Sunday, 8 July 2012

Wish Inc (2011)

Director: Diane Dresback
Stars: Stephanie Mello, Kane Black and Bivás Biswas
This film was an official selection at the Phoenix Film Festival in Phoenix in 2012. Here's an index to my reviews of 2012 films.
Like many of the films that made the cut for the Arizona Shorts selection at this year's Phoenix Film Festival, Wish Inc was was made for a film challenge. A3F, the Almost Famous Film Festival, has an annual Musical Film Challenge in which teams are given 72 hours to make a short film. In 2011, the restrictions were to centre around a broken promise, include both a coin toss and a specific line of dialogue, and also feature at least one musical moment. Director Diane Dresback created Wish Inc with a team that were all over the Phoenix Film Festival this year. No wonder she won an award for Arizona Filmmaker of the Year. Lead actress Stephanie Mello was producer and assistant director on Awesome Guy: A New Identity, whose director, Bob Marquis, plays her husband in Wish Inc. Bivás Biswas played the Wish Master but also directed Paranoia, written by Dresback and starring James Ray, another Wish Inc actor. Maybe Dresback is really Kevin Bacon.
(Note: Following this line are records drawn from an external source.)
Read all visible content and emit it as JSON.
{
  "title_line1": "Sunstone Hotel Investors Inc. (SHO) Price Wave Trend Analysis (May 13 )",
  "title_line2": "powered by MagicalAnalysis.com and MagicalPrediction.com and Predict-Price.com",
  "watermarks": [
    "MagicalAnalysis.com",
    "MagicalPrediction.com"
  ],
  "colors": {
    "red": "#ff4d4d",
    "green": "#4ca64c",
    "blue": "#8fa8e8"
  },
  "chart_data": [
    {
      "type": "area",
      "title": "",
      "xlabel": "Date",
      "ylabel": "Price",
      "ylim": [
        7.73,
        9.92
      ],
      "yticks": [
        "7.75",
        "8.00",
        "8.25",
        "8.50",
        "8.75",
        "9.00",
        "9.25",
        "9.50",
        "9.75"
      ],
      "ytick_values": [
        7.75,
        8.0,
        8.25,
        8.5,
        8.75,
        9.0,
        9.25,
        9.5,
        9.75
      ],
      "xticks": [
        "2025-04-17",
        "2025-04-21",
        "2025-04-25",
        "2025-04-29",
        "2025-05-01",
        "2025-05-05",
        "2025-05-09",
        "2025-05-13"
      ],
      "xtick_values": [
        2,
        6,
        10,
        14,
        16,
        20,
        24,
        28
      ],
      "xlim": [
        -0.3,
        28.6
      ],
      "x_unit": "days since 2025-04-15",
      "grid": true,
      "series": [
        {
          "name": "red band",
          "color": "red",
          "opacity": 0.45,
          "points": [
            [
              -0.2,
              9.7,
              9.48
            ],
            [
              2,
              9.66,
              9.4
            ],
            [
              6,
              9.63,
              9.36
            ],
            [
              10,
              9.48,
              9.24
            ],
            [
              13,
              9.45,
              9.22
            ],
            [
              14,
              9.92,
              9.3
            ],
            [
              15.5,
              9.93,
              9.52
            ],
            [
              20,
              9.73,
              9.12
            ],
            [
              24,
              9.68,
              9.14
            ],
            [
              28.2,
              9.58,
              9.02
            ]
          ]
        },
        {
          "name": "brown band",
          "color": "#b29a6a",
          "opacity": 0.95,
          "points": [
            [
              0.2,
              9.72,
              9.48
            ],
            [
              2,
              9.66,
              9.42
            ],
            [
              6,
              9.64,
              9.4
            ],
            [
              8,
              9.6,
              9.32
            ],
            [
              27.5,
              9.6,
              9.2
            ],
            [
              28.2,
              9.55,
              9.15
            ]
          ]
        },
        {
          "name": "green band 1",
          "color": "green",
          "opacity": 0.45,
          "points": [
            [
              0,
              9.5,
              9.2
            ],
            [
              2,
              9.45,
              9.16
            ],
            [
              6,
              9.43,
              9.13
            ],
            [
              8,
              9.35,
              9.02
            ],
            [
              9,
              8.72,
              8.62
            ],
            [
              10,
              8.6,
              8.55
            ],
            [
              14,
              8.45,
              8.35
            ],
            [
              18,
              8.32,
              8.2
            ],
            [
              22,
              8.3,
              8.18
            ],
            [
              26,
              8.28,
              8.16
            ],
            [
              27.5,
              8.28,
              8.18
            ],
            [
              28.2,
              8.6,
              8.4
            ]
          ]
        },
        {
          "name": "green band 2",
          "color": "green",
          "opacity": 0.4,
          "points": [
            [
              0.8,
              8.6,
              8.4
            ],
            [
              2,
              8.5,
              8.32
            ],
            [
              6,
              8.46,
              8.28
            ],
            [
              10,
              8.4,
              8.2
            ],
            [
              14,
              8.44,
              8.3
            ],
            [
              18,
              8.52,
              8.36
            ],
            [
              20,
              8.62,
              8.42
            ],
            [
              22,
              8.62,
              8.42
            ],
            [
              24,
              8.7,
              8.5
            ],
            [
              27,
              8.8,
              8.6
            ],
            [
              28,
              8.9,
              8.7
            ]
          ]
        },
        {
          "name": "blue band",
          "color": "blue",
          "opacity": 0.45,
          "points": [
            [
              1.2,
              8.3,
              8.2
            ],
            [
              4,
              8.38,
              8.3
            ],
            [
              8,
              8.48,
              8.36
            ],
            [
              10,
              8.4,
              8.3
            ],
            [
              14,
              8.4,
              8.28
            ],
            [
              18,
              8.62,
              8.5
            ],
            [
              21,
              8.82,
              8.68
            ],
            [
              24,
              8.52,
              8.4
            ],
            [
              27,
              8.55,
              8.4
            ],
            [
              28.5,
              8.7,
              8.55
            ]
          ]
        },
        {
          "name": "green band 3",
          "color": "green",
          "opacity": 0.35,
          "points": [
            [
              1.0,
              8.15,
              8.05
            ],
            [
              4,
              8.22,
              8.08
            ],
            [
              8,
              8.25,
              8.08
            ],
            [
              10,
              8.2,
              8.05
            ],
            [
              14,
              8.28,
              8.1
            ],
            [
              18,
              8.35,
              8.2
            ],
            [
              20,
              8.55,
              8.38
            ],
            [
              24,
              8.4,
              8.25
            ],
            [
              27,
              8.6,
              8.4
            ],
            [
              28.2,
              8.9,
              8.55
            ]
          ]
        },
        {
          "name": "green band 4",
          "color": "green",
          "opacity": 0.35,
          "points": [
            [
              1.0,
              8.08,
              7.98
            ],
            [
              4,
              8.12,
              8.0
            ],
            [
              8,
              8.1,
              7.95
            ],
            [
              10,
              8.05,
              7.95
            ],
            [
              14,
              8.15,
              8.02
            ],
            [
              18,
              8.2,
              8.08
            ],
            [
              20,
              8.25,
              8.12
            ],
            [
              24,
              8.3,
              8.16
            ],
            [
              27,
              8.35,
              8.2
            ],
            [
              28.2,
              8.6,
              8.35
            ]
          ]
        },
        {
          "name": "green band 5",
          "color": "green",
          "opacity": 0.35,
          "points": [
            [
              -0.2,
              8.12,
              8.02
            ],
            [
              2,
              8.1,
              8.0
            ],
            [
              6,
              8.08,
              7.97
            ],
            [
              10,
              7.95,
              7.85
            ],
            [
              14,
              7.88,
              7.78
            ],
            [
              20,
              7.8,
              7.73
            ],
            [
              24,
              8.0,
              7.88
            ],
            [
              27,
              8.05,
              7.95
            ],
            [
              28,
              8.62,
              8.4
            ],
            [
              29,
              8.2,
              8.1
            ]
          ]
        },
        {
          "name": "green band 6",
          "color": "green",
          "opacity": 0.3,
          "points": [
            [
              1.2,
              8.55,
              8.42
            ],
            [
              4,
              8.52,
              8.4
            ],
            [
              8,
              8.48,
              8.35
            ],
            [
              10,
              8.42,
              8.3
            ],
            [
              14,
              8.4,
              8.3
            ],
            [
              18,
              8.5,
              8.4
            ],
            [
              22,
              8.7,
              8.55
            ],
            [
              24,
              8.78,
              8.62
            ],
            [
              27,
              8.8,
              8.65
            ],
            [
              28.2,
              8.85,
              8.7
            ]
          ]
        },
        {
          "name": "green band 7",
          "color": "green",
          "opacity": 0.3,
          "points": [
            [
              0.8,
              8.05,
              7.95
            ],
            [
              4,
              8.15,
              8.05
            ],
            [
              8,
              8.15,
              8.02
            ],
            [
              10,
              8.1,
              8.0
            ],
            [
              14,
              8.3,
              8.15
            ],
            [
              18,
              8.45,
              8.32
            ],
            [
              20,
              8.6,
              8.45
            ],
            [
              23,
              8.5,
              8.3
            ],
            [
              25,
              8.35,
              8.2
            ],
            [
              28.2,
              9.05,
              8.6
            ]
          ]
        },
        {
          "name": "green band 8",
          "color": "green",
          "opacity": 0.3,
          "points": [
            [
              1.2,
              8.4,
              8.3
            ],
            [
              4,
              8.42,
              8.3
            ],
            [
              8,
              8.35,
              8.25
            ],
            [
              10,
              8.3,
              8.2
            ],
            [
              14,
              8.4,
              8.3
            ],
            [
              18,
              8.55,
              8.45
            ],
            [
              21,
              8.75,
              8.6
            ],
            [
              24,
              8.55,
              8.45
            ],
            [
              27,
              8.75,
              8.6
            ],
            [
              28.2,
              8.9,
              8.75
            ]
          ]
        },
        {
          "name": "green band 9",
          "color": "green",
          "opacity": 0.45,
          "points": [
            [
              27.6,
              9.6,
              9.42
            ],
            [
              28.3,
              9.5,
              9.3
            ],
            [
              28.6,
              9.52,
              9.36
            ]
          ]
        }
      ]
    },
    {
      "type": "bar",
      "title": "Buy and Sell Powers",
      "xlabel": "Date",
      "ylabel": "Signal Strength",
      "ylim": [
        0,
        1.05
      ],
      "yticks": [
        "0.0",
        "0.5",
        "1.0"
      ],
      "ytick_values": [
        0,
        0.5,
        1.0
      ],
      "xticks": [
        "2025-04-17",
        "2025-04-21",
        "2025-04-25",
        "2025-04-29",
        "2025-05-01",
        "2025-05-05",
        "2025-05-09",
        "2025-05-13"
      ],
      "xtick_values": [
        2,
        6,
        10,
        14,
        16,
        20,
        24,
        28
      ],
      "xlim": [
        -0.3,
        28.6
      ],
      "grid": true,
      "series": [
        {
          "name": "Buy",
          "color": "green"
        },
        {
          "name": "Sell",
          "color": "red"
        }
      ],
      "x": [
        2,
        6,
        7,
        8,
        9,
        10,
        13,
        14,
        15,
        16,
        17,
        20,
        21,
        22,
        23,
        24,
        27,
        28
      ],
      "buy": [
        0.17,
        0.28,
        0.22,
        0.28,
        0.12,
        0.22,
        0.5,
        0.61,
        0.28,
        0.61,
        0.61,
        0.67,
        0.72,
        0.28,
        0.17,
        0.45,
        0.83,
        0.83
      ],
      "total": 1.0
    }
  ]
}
The Wish Inc of the title is a corporation that grants wishes, a pretty cool thing for a corporation to do in this day and age, you might think. However, when Hope signs up to join the company, she finds that it isn't quite that simple. Her job seems to be easy, merely to read coins tossed into wishing wells, approve or deny their wishes and then send them back to Accounting. What she discovers, when the all powerful Wish Master summons her, is that wishes can't always be granted, that wishing won't change the world and that wishing and hoping aren't the same thing. But she's Hope, right? How the story unfolds from there is not entirely unexpected but ought to raise a smile nonetheless, even if, like me, you're not a fan of musical comedy. Mello is superb and the script and cast back her up well. Even the songs aren't overly cheesy. It's an ambitious film for a 72 hour challenge but it's a successful one too.